Over the course of the last 12 months, the Commercial Bank of Dubai has been the city’s weakest performer, with rents dipping by 14.3%. Despite the declines, occupants seem reluctant to relocate, often deterred by the expenses associated with a move.

“Although we expected landlords to offer greater flexibility due to the stagnant market conditions, this has failed to materialize en masse.

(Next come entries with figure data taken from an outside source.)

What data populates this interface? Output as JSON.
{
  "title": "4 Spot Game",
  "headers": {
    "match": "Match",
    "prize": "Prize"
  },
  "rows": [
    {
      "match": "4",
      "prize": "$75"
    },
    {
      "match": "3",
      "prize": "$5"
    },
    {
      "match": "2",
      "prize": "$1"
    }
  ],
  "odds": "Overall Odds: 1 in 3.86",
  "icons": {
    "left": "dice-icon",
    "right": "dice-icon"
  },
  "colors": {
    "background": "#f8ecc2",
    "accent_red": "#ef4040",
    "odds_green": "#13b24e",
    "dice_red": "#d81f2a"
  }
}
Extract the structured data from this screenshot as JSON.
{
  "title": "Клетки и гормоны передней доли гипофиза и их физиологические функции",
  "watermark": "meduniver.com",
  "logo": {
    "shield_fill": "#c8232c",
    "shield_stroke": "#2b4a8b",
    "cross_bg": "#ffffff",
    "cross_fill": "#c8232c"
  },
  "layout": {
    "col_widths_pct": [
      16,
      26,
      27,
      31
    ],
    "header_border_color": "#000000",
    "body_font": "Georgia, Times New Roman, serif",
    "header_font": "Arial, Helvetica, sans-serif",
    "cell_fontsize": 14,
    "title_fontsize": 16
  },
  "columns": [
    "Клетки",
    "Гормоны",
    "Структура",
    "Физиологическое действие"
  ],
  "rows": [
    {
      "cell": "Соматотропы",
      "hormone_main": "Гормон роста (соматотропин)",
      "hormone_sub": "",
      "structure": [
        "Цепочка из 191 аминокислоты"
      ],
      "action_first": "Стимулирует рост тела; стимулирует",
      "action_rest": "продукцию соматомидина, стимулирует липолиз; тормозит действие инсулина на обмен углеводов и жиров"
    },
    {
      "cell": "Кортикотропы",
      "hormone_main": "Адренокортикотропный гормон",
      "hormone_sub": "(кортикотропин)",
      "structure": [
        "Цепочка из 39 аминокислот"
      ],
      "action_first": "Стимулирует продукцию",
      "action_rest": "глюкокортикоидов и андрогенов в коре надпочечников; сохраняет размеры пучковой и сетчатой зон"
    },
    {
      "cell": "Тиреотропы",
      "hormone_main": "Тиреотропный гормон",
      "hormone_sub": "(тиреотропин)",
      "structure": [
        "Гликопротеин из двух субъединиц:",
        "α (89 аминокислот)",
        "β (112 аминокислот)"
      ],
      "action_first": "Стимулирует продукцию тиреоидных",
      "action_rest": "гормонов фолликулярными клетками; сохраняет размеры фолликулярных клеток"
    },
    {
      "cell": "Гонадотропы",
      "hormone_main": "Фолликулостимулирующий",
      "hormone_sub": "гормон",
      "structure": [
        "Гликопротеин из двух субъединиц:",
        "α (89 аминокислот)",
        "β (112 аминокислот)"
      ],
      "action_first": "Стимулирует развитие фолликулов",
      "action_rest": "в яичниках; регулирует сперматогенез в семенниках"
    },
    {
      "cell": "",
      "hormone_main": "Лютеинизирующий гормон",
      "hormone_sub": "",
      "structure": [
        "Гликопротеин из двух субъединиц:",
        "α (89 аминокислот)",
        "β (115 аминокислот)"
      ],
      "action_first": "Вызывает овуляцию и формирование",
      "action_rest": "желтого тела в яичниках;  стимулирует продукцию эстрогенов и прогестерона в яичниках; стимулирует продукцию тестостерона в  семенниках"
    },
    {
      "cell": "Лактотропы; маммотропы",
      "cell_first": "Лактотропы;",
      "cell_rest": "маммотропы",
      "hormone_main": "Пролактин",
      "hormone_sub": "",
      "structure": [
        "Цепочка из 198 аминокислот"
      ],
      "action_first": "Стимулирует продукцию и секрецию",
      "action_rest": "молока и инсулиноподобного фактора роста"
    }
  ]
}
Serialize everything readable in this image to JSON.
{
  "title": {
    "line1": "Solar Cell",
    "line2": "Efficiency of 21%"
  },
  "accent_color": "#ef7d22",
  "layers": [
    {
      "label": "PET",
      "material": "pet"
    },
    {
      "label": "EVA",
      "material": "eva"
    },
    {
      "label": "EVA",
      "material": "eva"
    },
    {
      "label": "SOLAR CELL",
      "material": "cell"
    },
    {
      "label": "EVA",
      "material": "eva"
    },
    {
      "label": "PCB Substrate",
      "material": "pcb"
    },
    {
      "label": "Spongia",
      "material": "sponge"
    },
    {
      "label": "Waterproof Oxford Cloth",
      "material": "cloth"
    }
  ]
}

In contrast, absorption has been reasonably strong for recently completed, higher quality developments where landlords have taken a more proactive approach to attracting tenants, particularly in terms of offering competitive rental rates.”, Gladwin said.

While Oman has not yet declared the date for the formal roll-out of VAT, Cluttons researchers say the likely impact of the new tax would be a spike in inflation, which may dent consumer confidence and spending.